Certains penseront peut-être qu’une étude ce n’est pas suffisant, que les résultats sont peut-être faussés pour une raison ou pour une autre et que tout ça mérite un peu plus de précaution avant de tirer des conclusions hâtives. Soit. Allons-y pour une deuxième étude: le professeur Hattie a réalisé un travail gigantesque dénommé "Visible learning. A Synthesis of over 800 Meta-analyses Relating to Achievement" portant sur 50’000 études concernant 80 millions d’élèves.

On ne va pas s’arrêter sur l’ensemble des résultats obtenus, cela prendrait bien trop de temps et se concentrer uniquement sur quelques spécificités propres au constructivisme et, plus globalement, à certaines innovations introduites dans l’école romande.

L’enseignement basé sur les simulations et les jeux obtient un effet d’ampleur de 0.32. L’enseignement basé sur la découverte, lui, se fixe à 0.31 alors que l’apprentissage par problème, fleuron constructiviste par excellence, obtient un effet d’ampleur de 0.15. L’apprentissage basé sur le web obtient un spectaculaire 0.09, l’approche globale en lecture un retentissant 0.06. Précisons également qu’Hattie fixe à 0.40 l’effet d’ampleur moyen de tous les éléments qu’il a étudié et que par conséquent, tout résultat supérieur à ce chiffre se veut acceptable alors que tout score inférieur se veut une condamnation stricte et sans appel. Tout est dit ou presque.

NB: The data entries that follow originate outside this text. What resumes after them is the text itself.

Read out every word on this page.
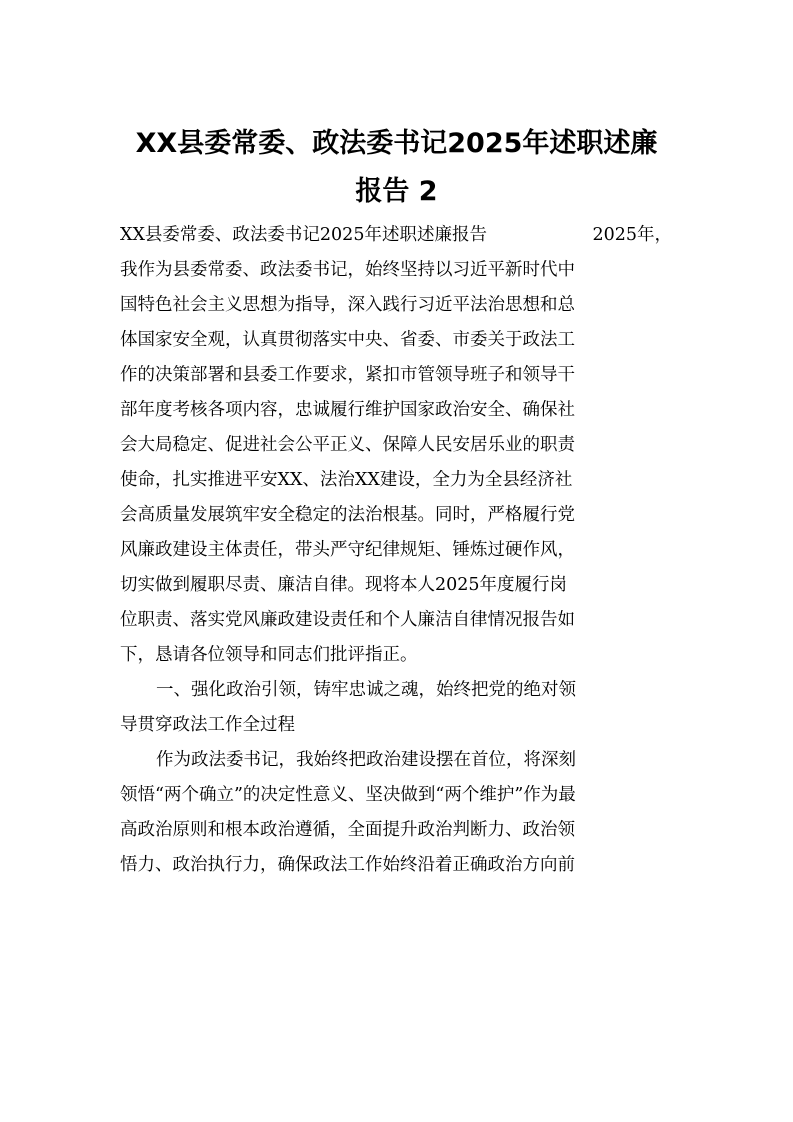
XX县委常委、政法委书记2025年述职述廉
报告 2
XX县委常委、政法委书记2025年述职述廉报告	2025年，
我作为县委常委、政法委书记，始终坚持以习近平新时代中
国特色社会主义思想为指导，深入践行习近平法治思想和总
体国家安全观，认真贯彻落实中央、省委、市委关于政法工
作的决策部署和县委工作要求，紧扣市管领导班子和领导干
部年度考核各项内容，忠诚履行维护国家政治安全、确保社
会大局稳定、促进社会公平正义、保障人民安居乐业的职责
使命，扎实推进平安XX、法治XX建设，全力为全县经济社
会高质量发展筑牢安全稳定的法治根基。同时，严格履行党
风廉政建设主体责任，带头严守纪律规矩、锤炼过硬作风，
切实做到履职尽责、廉洁自律。现将本人2025年度履行岗
位职责、落实党风廉政建设责任和个人廉洁自律情况报告如
下，恳请各位领导和同志们批评指正。
一、强化政治引领，铸牢忠诚之魂，始终把党的绝对领
导贯穿政法工作全过程
作为政法委书记，我始终把政治建设摆在首位，将深刻
领悟“两个确立”的决定性意义、坚决做到“两个维护”作为最
高政治原则和根本政治遵循，全面提升政治判断力、政治领
悟力、政治执行力，确保政法工作始终沿着正确政治方向前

A titre de comparaison, certaines méthodes plus "traditionnelles", une fois qu’elles sont rigoureusement appliquées et systématisées tels l’enseignement direct (effet d’ampleur à 0.59) ou la pédagogie de maitrise (0.57) obtiennent des résultats largement supérieurs. A ce propos, Hattie, dans sa dernière livraison, écrit noir sur blanc que lorsque l’enseignant dirige et conduit l’apprentissage, son effet d’ampleur est en moyenne trois fois plus important que lorsqu’il joue le rôle de facilitateur.1

En court comme en long, il semblerait donc que, contrairement à ce que prétendent les défenseurs de ces pédagogies tant à la mode ces derniers temps, la science ne va de loin pas dans leur sens; loin s’en faut! Ce d’autant plus qu’à côté de ces volumineux travaux existe encore toute une kyrielle d’études de moindre envergure allant dans le même sens.

Il semblerait donc que tout le monde se réclame de la science pour dire tout et son contraire. Nous sommes donc en droit de nous demander comment les constructivistes peuvent convoquer la science pour se justifier alors que les études empiriques les plus importantes les condamnent ouvertement. Je laisserai le soin à Gauthier, Richard, Bissonnettes et Castonguay d’en donner une explication:

En éducation, il nous manque la plupart du temps des données, des preuves, des études rigoureuses; conséquemment, chacun se laisse happer par l’air du temps, la mode, ce qui est populaire et dominant. A cet égard, on observe un phénomène assez courant que l’on appelle la "circularité des références". Un certain nombre de penseurs de l’éducation, assez prolifiques et connus d’ailleurs, se citent mutuellement. Ce phénomène de citations en boucle crée une sorte d’effet de science et fait passer pour de la recherche ce qui n’est en réalité qu’une espèce de mantra pseudo-scientifique, c’est à dire de simples opinions reprises de multiples fois par ces stars de l’éducation et qui produisent, par leur récurrence, un effet de vérité trompeur. Par exemple, la plupart des auteurs francophones en éducation qui affichent l’étiquette "constructiviste" prennent appui sur les mêmes références, se renvoient l’ascenseur et se citent mutuellement. On cherche en vain des preuves empiriques et des données probantes et, au bout du compte, on en arrive progressivement à la conclusion qu’elles n’existent tout simplement pas.2

Voilà qui a le mérite d’être clair. Le petit souci réside dans le fait que, comme dit plus haut, les institutions responsables de la formation des enseignants ainsi que le plan d’étude romand sont bourrés de références constructivistes. Après une telle démonstration de l’inefficacité de ce genre de méthodes au regard d’autres manières de faire la classe, il n’y a plus à tergiverser: le corpus d’idées constructivistes doit tout simplement être rayé de la carte.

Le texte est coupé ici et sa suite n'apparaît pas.